UN MÉDECIN NÉERLANDAIS ACQUITTÉ DANS L’EUTHANASIE D’UNE FEMME ATTEINTE DE DÉMENCE
- Un médecin néerlandais a été libéré de toute culpabilité dans le décès par l’euthanasie d’une femme âgée de 74 ans atteinte de démence.
- Comme nous l’avions annoncé l’année dernière, un procureur néerlandais a porté des accusations contre un médecin qui avait pratiqué l’euthanasie sur une femme qui avait signé une directive préalable demandant l’euthanasie plusieurs années auparavant, mais qui donnait des signaux contradictoires quant à son désir de mourir lorsqu’elle avait reçu l’injection mortelle. De plus, le médecin a mis un sédatif dans le café de la femme et a demandé à des membres de sa famille de la retenir au lit alors qu’elle luttait contre l’injection.
- Les juges à La Haye ont déclaré que le médecin remplissait tous les critères, bien que les procureurs aient affirmé qu’elle n’avait pas fait suffisamment d’efforts pour vérifier que la femme voulait mourir.

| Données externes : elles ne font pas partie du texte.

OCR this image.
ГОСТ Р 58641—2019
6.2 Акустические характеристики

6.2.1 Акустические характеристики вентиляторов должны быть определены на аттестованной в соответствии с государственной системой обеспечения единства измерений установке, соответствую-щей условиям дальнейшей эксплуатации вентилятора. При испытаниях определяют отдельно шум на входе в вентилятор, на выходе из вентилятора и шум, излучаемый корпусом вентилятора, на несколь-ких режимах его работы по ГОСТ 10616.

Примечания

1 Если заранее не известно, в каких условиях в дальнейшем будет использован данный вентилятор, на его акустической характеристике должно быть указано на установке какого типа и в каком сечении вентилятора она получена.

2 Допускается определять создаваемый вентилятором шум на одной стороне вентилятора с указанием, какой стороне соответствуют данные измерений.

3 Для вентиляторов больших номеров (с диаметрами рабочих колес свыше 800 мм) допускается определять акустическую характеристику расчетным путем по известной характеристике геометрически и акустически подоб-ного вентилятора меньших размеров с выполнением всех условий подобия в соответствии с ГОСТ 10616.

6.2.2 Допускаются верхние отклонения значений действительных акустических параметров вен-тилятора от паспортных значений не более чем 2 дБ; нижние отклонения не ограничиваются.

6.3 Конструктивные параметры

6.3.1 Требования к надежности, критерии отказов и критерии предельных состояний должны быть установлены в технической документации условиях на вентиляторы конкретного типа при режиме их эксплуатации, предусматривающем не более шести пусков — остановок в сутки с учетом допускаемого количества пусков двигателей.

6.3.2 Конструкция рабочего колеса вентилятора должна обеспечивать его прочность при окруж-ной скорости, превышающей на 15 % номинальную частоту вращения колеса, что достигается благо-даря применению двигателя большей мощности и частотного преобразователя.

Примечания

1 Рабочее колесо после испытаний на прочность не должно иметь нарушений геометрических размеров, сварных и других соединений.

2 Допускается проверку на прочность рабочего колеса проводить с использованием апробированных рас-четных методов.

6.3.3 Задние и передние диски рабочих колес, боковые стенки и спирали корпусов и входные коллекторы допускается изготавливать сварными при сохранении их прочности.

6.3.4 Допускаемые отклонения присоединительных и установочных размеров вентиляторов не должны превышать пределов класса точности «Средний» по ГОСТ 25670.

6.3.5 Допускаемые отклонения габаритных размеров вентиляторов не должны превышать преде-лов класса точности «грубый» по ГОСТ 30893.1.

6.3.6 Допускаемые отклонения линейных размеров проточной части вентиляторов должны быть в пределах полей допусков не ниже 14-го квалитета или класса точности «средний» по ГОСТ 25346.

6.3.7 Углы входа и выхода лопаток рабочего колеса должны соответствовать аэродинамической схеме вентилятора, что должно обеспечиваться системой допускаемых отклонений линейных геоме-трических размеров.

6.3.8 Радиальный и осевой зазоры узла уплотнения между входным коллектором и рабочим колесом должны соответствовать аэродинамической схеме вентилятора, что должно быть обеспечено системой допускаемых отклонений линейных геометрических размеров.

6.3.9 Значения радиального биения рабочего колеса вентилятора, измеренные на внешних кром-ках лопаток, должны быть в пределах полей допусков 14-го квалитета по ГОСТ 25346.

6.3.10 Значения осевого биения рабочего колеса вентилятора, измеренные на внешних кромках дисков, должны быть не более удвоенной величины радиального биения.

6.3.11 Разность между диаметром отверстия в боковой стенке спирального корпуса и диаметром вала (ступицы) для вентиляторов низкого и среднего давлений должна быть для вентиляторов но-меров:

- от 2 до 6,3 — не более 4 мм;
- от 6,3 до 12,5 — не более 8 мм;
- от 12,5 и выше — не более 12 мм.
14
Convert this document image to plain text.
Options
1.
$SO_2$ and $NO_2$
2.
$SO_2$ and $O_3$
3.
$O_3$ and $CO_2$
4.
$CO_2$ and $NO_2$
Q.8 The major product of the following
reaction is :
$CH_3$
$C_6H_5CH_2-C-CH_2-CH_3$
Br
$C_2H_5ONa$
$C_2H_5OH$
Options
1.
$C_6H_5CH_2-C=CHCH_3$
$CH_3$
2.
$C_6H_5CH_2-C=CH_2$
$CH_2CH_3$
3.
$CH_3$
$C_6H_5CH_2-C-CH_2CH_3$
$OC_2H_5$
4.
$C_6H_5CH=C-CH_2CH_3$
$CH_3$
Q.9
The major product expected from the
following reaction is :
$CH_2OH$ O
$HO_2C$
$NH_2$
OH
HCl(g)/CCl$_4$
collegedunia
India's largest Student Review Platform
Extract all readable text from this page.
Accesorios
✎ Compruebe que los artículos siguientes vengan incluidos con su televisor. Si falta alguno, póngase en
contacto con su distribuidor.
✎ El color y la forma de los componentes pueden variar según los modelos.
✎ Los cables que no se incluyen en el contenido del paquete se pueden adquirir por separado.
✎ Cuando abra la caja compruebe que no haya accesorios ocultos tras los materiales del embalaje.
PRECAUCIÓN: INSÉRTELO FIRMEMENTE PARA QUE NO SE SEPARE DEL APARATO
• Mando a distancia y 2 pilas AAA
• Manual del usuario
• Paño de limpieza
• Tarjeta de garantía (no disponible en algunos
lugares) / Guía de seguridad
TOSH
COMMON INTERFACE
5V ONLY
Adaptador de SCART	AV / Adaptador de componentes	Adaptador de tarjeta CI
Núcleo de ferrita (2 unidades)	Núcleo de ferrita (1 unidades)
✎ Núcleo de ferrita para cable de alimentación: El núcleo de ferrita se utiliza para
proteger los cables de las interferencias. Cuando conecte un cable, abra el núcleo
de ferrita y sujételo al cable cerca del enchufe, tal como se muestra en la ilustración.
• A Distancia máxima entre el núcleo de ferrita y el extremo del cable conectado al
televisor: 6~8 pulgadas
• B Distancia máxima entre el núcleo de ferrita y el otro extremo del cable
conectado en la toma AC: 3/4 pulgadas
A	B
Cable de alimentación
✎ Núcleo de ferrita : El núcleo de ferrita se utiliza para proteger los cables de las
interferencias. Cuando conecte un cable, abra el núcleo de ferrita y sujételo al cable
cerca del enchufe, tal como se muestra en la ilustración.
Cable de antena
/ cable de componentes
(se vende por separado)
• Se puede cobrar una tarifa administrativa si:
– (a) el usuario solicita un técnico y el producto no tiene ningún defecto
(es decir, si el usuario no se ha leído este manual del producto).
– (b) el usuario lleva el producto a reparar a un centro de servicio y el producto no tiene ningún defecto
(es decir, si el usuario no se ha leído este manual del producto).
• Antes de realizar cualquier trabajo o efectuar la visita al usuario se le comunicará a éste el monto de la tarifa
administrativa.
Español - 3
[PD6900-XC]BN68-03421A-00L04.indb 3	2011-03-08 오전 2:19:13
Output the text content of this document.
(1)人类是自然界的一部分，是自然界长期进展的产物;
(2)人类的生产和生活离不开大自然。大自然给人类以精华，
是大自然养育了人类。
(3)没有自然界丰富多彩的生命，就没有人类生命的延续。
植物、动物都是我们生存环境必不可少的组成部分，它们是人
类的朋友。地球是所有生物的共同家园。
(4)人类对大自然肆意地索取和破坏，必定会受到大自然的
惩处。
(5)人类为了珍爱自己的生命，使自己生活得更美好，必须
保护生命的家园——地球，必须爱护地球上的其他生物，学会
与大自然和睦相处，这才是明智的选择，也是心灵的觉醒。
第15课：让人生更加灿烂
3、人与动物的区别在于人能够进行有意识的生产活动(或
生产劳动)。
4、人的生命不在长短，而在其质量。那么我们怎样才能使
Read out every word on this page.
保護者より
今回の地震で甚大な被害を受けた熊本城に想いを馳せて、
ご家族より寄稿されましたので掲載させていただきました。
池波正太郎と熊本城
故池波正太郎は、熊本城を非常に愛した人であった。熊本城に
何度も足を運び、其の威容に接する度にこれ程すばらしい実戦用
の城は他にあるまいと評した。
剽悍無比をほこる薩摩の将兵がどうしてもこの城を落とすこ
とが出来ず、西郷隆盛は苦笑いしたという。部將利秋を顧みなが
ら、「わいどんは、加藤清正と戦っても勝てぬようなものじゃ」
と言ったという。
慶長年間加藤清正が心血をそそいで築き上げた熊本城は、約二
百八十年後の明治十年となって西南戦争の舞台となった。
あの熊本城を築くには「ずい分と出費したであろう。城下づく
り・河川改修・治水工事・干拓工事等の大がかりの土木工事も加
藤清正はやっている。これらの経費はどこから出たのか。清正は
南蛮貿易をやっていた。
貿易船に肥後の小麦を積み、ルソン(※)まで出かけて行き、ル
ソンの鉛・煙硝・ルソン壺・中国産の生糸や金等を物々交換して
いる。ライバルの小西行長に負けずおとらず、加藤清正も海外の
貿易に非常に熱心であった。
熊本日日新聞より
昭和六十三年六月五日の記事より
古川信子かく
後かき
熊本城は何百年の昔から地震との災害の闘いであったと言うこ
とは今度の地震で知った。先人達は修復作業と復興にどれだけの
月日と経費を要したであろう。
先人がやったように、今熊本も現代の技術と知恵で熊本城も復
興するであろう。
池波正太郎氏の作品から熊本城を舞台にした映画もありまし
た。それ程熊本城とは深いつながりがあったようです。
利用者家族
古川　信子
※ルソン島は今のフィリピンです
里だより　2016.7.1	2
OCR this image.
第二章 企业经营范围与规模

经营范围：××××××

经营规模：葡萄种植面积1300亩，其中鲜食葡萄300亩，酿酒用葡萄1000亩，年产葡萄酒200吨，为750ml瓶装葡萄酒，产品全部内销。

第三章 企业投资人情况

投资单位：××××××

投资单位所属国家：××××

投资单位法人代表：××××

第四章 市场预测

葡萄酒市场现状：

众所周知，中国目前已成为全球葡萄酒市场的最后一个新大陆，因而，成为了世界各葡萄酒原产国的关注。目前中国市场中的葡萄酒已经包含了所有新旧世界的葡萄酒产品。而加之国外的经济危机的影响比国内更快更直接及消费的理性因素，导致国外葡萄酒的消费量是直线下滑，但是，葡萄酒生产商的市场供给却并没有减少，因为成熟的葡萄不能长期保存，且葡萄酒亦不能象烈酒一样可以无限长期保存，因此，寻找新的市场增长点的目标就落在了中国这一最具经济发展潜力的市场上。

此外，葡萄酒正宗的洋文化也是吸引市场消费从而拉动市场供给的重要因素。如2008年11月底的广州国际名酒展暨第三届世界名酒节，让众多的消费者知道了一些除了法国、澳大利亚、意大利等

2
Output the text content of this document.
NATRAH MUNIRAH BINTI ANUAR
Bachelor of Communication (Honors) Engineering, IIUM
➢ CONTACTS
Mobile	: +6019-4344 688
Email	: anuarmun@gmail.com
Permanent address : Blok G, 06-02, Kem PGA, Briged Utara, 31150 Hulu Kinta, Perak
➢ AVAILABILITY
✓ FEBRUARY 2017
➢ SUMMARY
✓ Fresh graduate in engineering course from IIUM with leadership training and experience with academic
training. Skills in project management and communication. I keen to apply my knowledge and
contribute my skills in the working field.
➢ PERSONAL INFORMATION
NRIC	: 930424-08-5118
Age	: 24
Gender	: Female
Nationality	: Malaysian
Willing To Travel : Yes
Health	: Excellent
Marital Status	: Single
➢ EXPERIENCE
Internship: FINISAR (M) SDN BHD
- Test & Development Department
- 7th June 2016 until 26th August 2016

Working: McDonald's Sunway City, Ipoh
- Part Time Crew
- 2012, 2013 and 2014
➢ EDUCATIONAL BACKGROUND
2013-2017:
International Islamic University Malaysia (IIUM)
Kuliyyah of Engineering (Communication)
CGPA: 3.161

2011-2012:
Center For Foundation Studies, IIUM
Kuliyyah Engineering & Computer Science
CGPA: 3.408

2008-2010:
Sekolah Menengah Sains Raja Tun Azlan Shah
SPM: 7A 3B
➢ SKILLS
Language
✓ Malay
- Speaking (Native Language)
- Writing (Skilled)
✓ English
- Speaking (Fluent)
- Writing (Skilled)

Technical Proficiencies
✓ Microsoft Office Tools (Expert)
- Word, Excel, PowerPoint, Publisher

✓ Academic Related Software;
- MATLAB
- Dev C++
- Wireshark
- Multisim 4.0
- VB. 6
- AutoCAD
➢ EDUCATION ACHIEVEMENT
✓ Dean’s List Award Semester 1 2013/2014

La directive préalable indiquait que la femme voulait mourir « lorsque je trouve que le moment soit propice ». Au cours des semaines qui ont précédé l’euthanasie, des témoins ont affirmé que la femme avait déclaré: « Pas encore, ce n’est pas tout à fait si grave ».
- Les procureurs décident s’il faut faire appel de la décision.
- La décision établit le principe juridique selon lequel une directive anticipée sera considérée comme une déclaration contraignante des souhaits d’une personne, si celle-ci était ultérieurement jugée inapte à prendre des décisions pour elle-même. Les défenseurs croient que ces politiques constituent un danger pour les personnes qui, après adaptation à une incapacité, sont satisfaites de vivre avec un handicap. Ainsi, les personnes atteintes de démence ne sont pas autorisées à changer d’avis si elles décidaient que la vie avec un handicap n’est pas, en réalité, un destin pire que la mort.